Le magnat des BTP Mahamadou Bonkoungou, patron du groupe Ebomaf (Entreprises Bonkoungou Mahamadou et Fils) en activité en Afrique de l’Ouest, notamment (en 2014) en Guinée et qui affiche également des ambitions continentales dans le secteur bancaire africain et celui de l’assurance (au Burkina Faso, à Djibouti et au Togo) vient d’acquérir une «autorisation d’exploitation» d’une mine d’or en Guinée. Cette information non officielle ni au Burkina Faso ni en Guinée, et qui a fait la une de plusieurs journaux ouest-africains a, en réalité, fuité par le biais d’un proche du patron d’Ebomaf. Et les médias qui l’ont pratiquement relayé en boucle n’ont pas été en mesure de préciser le domaine minier attribué à Ebomaf, ni les contours liés à l’attribution de son titre minier.

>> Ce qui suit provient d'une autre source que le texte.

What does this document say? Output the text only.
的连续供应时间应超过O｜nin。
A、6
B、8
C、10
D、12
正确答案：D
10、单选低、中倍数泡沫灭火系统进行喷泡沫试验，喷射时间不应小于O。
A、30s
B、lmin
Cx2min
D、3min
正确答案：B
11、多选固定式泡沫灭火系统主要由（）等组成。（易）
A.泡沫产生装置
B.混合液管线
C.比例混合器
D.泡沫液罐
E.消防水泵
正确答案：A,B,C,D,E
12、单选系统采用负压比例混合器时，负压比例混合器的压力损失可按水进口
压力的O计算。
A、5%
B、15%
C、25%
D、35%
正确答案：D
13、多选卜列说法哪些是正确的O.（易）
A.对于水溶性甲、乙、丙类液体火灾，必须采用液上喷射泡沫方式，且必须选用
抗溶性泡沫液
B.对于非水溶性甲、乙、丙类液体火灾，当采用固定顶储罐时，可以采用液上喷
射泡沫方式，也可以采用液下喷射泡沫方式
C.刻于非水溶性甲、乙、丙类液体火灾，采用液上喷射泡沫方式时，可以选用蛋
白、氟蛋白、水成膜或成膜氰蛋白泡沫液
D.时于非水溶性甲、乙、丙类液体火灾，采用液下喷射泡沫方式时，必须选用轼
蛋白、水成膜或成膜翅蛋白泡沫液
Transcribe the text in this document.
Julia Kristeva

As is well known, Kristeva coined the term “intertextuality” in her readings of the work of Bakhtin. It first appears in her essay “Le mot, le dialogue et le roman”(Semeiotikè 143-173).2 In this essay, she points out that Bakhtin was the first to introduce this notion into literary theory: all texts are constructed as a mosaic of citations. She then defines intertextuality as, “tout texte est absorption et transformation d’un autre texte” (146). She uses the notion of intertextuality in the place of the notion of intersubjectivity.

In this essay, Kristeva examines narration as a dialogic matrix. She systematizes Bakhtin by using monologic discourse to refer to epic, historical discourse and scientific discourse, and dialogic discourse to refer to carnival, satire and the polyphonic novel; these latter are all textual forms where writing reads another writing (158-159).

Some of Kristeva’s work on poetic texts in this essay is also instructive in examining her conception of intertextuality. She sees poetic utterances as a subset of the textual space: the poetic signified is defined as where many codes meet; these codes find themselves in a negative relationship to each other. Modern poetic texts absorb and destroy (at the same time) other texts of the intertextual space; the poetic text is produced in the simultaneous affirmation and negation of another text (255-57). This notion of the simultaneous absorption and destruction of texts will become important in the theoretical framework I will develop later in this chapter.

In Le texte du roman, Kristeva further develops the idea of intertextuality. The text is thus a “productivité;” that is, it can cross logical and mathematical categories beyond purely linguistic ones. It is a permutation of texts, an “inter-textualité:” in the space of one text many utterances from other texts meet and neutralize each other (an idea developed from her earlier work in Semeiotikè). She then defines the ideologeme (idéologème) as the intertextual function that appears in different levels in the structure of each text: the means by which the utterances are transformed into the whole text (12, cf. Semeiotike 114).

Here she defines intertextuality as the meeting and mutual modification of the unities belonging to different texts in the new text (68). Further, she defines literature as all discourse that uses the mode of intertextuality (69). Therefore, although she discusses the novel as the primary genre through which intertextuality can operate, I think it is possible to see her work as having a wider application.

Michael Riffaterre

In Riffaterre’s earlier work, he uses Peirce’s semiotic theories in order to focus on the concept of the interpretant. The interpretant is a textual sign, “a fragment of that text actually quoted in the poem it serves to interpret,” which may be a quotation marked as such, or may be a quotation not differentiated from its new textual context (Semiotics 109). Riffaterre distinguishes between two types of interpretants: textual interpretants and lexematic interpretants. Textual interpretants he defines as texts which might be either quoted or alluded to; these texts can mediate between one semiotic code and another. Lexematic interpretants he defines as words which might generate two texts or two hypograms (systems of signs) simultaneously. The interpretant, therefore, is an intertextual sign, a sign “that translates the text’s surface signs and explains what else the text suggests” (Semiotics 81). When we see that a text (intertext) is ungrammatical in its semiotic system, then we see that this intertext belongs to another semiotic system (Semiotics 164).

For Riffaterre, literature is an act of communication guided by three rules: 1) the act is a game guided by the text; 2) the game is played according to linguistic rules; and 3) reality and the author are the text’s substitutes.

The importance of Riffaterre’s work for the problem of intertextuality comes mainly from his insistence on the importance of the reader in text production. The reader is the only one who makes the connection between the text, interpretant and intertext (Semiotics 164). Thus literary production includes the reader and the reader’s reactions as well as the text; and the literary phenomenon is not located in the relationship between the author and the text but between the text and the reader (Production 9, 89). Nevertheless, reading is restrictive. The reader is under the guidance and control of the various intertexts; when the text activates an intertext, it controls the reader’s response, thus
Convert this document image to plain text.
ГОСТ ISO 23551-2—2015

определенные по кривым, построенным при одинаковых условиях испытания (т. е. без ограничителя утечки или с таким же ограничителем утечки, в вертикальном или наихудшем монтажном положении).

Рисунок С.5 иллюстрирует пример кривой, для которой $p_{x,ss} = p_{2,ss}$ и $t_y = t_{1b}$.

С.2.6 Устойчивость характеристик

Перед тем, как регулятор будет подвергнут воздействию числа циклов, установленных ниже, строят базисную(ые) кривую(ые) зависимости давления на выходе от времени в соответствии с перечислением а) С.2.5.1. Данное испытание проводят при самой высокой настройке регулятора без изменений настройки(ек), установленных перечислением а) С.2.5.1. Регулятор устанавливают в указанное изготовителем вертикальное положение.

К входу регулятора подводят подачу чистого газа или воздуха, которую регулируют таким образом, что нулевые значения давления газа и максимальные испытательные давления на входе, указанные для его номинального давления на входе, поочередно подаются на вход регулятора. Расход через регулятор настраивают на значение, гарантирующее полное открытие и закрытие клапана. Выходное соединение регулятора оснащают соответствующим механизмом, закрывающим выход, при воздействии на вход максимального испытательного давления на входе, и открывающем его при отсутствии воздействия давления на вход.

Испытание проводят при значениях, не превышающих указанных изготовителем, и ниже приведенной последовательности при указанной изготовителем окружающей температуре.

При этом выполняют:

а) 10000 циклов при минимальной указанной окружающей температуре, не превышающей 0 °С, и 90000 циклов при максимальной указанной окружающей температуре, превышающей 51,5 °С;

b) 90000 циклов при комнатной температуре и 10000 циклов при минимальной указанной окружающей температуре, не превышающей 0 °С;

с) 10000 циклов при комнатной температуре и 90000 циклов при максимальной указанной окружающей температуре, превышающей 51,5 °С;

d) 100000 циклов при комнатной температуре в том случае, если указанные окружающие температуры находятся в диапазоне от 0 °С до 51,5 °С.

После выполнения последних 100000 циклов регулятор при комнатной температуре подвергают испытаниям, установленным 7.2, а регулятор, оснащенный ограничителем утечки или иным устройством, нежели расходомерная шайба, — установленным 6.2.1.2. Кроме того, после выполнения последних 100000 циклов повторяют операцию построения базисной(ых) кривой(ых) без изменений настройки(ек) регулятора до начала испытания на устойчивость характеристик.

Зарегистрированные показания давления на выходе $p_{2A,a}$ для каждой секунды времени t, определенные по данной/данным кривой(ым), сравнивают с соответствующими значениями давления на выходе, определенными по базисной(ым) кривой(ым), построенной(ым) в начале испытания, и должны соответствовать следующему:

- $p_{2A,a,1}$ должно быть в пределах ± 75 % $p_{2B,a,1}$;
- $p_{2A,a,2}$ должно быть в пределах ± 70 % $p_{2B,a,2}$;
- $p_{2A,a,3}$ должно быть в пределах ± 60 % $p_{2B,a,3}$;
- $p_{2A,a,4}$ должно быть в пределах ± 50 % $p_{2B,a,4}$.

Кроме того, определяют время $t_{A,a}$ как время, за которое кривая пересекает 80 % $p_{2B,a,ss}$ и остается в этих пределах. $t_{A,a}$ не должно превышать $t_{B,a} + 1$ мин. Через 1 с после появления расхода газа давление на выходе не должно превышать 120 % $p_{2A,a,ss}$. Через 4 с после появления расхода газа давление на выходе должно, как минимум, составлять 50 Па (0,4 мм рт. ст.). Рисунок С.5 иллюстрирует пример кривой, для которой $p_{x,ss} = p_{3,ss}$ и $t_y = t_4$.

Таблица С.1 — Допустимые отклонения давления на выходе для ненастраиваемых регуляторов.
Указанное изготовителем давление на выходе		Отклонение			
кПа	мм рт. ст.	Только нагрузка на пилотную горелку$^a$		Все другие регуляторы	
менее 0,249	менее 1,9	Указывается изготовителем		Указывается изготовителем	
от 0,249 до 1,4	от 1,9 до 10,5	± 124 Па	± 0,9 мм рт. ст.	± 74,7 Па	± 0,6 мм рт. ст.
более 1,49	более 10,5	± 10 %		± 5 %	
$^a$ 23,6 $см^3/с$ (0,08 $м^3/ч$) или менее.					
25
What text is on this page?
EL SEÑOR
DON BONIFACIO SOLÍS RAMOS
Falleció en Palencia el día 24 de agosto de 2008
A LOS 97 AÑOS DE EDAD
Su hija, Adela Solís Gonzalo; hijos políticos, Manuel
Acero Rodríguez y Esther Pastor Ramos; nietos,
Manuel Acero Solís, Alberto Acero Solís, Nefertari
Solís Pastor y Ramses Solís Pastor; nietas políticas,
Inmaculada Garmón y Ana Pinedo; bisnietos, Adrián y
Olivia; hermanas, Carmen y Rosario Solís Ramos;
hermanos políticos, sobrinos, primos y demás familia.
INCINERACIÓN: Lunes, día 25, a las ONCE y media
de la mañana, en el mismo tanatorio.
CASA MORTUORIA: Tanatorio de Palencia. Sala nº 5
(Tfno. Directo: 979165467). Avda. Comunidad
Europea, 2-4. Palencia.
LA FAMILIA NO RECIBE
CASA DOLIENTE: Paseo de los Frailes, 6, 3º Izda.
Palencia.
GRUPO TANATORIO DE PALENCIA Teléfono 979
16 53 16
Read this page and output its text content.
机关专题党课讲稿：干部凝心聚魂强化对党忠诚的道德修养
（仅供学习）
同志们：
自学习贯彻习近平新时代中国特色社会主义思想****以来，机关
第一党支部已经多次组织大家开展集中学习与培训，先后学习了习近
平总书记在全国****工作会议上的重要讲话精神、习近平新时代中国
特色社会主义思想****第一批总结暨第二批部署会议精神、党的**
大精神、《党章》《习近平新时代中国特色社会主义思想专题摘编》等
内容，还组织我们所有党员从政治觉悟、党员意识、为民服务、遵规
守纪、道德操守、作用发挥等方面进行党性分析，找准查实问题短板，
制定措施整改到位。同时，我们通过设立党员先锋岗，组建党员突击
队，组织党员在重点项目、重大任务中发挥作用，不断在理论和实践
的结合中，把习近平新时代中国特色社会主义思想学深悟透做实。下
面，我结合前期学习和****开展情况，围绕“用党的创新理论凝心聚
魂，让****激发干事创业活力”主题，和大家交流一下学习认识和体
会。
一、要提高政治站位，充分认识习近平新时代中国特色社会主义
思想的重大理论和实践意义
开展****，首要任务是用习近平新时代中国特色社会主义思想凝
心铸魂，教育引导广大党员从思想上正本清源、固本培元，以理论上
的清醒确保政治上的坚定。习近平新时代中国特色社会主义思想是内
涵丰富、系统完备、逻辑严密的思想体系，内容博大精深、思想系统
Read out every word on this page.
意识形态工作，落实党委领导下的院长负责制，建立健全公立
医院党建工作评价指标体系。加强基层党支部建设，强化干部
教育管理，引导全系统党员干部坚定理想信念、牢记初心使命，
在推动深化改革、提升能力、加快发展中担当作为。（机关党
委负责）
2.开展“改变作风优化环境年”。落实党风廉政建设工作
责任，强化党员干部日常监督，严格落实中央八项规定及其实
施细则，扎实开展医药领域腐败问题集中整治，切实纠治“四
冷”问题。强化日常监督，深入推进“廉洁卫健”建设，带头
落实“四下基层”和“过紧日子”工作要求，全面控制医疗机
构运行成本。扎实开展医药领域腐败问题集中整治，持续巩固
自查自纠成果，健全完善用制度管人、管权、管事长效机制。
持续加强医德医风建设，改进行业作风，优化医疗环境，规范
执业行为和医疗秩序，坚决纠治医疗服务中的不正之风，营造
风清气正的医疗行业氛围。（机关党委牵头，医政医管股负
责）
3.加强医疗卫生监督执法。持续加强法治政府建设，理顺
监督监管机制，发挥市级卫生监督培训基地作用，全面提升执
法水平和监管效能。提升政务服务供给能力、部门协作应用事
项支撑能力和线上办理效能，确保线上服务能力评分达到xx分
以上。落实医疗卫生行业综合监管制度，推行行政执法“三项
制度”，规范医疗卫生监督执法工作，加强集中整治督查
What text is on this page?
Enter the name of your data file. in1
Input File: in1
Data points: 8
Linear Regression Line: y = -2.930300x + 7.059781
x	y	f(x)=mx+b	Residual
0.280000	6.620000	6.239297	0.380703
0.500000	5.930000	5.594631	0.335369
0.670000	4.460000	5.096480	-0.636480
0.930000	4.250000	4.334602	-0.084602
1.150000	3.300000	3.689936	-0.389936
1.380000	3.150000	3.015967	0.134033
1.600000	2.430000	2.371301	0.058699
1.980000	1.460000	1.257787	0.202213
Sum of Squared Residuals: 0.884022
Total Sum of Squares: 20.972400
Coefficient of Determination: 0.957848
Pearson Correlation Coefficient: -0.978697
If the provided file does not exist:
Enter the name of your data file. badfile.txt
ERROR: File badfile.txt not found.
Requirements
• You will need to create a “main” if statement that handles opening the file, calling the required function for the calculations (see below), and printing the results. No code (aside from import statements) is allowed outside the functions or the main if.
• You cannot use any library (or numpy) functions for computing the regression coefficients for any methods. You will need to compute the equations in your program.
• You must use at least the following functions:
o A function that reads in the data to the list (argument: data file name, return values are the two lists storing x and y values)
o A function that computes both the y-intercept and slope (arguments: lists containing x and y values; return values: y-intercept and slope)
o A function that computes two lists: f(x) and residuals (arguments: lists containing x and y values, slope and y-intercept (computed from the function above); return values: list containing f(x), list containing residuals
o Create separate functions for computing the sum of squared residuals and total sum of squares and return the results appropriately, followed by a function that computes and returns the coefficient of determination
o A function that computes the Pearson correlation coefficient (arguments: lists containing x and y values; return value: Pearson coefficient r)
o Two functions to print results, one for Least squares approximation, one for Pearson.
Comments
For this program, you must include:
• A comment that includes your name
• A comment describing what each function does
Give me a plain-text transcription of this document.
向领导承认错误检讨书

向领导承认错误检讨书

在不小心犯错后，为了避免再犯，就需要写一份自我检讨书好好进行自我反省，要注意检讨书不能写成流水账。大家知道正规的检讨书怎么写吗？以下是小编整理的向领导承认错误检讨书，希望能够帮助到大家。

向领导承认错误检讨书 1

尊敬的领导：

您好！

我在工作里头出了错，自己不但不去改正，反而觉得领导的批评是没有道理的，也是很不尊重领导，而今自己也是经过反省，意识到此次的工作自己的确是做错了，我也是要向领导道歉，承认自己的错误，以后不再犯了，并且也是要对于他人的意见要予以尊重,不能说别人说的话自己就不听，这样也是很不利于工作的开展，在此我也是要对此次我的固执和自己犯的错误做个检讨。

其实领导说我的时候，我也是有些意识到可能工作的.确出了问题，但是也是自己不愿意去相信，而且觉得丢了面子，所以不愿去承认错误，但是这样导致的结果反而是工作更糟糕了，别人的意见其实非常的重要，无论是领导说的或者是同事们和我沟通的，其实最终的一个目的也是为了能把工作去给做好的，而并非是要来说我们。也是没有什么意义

«Ebomaf va exploiter l’un des plus importants sites miniers d’Afrique. Le démarrage des travaux de la construction est prévu avant la fin de l’année et le premier lingot d’or pourrait être attendu en début 2023», s’est contenté de relayer la presse, citant la source anonyme proche du milliardaire burkinabé.
Pour sa part, «Financial Afrik» a essayé d’en savoir un peu plus sur cette «autorisation d’exploitation d’une mine d’or en Guinée», mais s’est heurté à l’omerta au ministère guinéen des Mines. Le projet est officieusement admis au sein du département reconnait-on sans plus de précisions. Aucun communiqué officiel, ni du ministère, ni du Centre de promotion et de développement miniers (CPDM) qui gère les procédures de délivrance des titres miniers et qui, par ailleurs est le guichet unique de l’investisseur minier.
L’information qui a fuité du côté du Burkina parle d’une «autorisation d’exploitation», le CPDM étant l’organe qui a forcément eu à gérer la délivrance de cette «autorisation d’exploitation» conformément à ses prérogatives et à la législation minière guinéenne en vigueur. Le code minier guinéen que nous avons consulté prévoit 5 principaux types de titres miniers (l’autorisation de reconnaissance, le permis de recherche, le permis d’exploitation, la concession minière, le permis d’exploitation artisanal). Parmi ces 5 catégories, le permis d’exploitation est celui qui se rapproche le plus à l’information qui a fuité.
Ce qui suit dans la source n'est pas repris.